Regarding "Tangled roots of school violence" (April 23): First of all, you know nothing about "gothicness" or "gothic" people. A goth does not necessarily listen to Marilyn Manson, or read bomb instructions on the Internet. Most are nonviolent and seek better ways to deal with their adversaries. Most hate any form of racism, loving most people equally.
Secondly, the killers in Littleton were not gothic. I consider myself gothic, and I am deeply offended by your article. It presents a very one-sided, inaccurate view of a group and its attributes.
Regarding your article's description of gothic music: Manson and "black metal," or "heavy metal," are not fond types of music for gothic peoples. Most prefer bands such as Nosferatu, Switchblade Symphony, or Bauhaus. The most popular gothic-style band would be The Cure. If you listen to a few of their songs, you'll find no evil elements. You'll even find some nice orchestral segments.
Kenneth Love Ardmore, Okla.
In the past I have been friends with many "goths" and have been somewhat gothic myself. As I understand it, being goth involves much wearing of black clothing, hair dyed black, pale skin and moody expressions, and definitely not heavy metal T-shirts, trench coats, and swastikas. Being moody and introspective is definitely a goth requirement, but listening to black metal and death metal is not. Nor are goths prone to outward violent behavior. Most are too self-involved and peacefully obsessed with how dark the world is to care about blowing it up.
I understand that it is difficult to classify the rapidly changing styles and beliefs of today's youth, but "goth" is a relatively well-established lifestyle that's been around for about 15 years and should be accurately represented.
Stephanie Shaw Chapel Hill, N.C.
Thank you for printing the brief about the senior class at Whitehall High School in Whitehall, N.Y. ("Class act," April 19). It told how the seniors voted to give funds, which they had raised for their graduation trip, to the Red Cross instead, after seeing the refugees on TV. After the tragedy in Colorado I told friends about it, and they all said it made them feel good about young people.

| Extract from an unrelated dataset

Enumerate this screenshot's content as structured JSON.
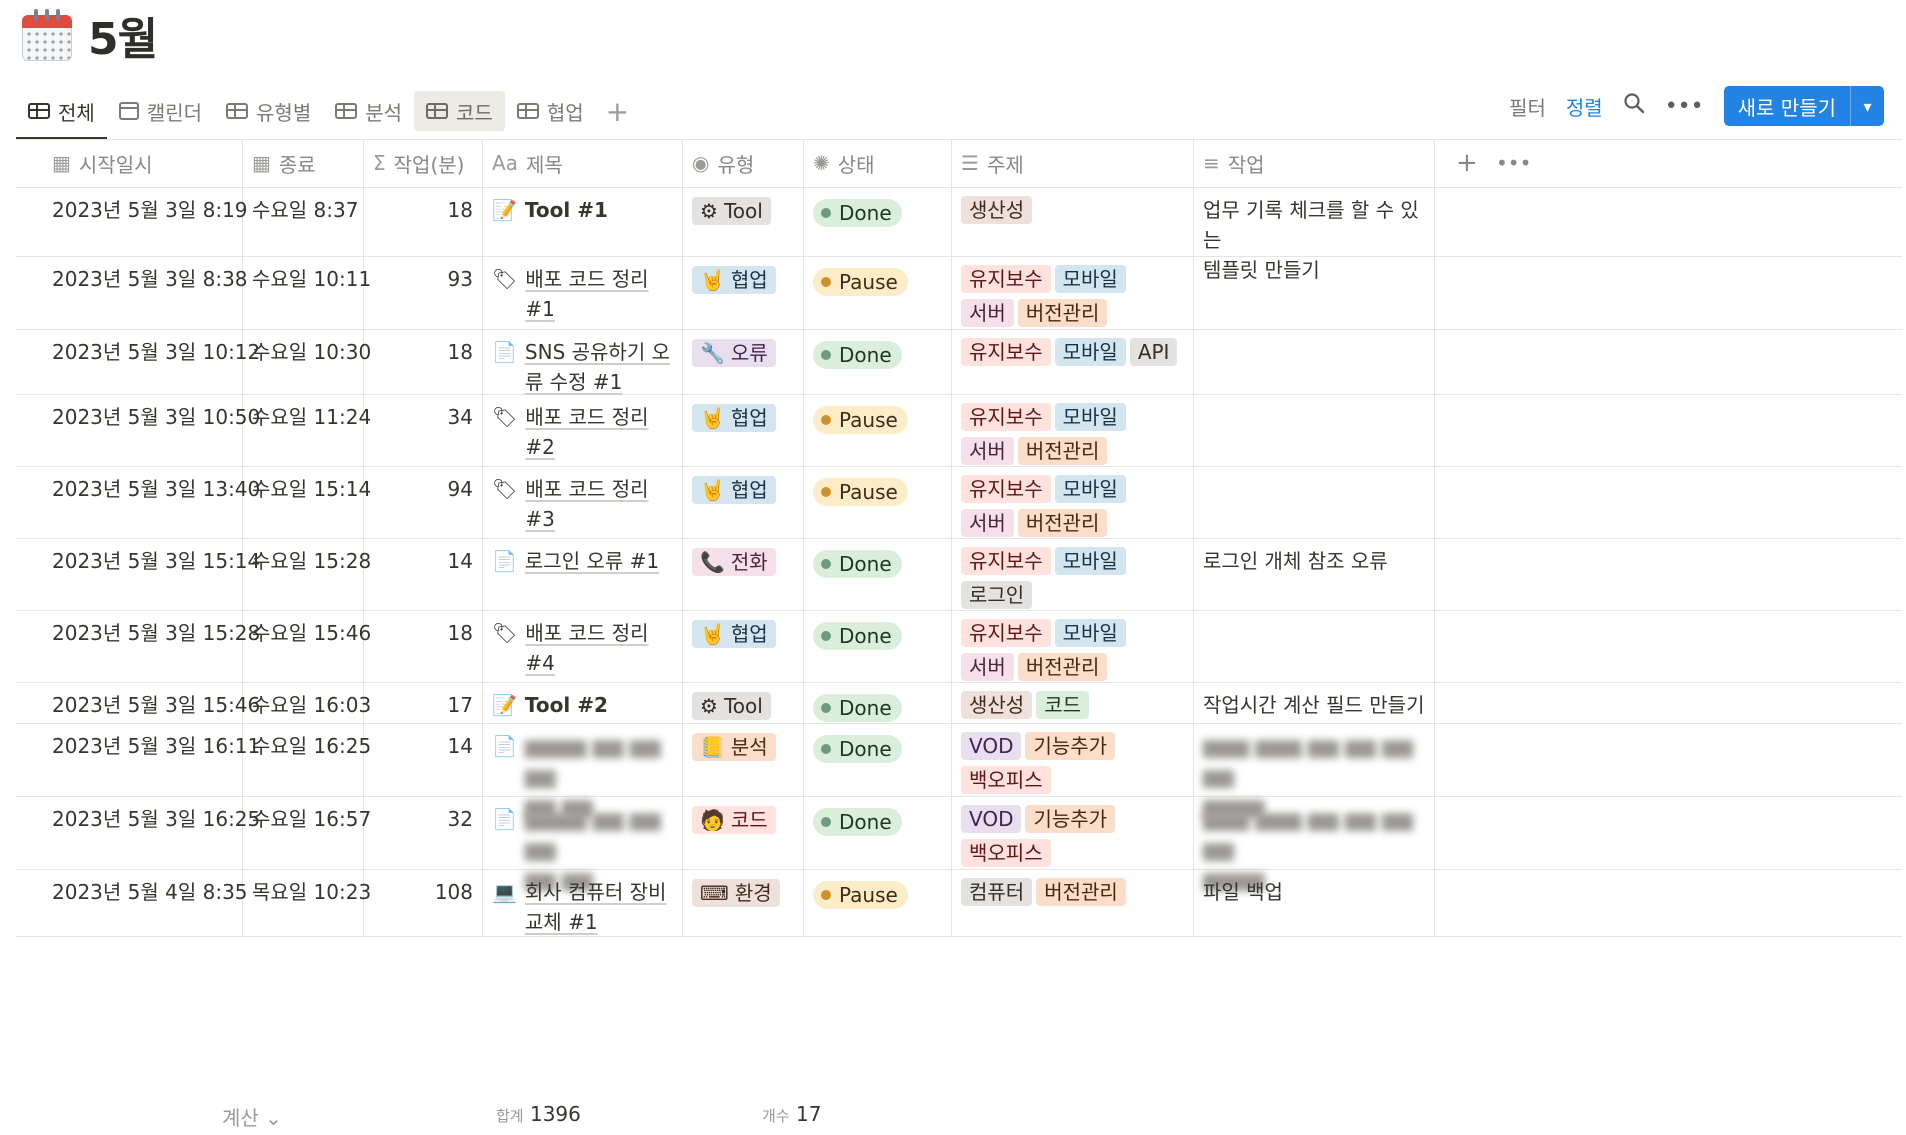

Lou Ann Engelbert Webster, S.D.
Regarding your editorial responding to Littleton ("Working together," April 27):
American culture is fascinated with a mechanical view of life: Every problem has a systemic or institutional fix. There are institutional responses that are appropriate, but only after we as a community take stock through an introspective look.
We are all guilty - not by commission, but through omission. Whenever we fail to recognize the individual before us as a contributing part of society, we mentally rob them of their dignity. This is a form of prejudice that has subtle mechanisms that discriminate by "looks, clothes, attitudes."
We have a common responsibility to our community to decisively engage youth. The young people of the world are the "future caretakers" of culture and society. Let us inspire them through the process of education, learning who they are, who we were, so they can have a vision of what they might become: the problems solvers, leaders, innovators, artists, healers of future generations.
Rees Ryder Stevens Stuttgart, Germany
If Americans are serious about ridding our nation of the terror and tragedy caused by guns, as happened at Columbine High School, they can begin the process by never buying toy guns for children.
Donald S. Heintzelman Allentown, Pa.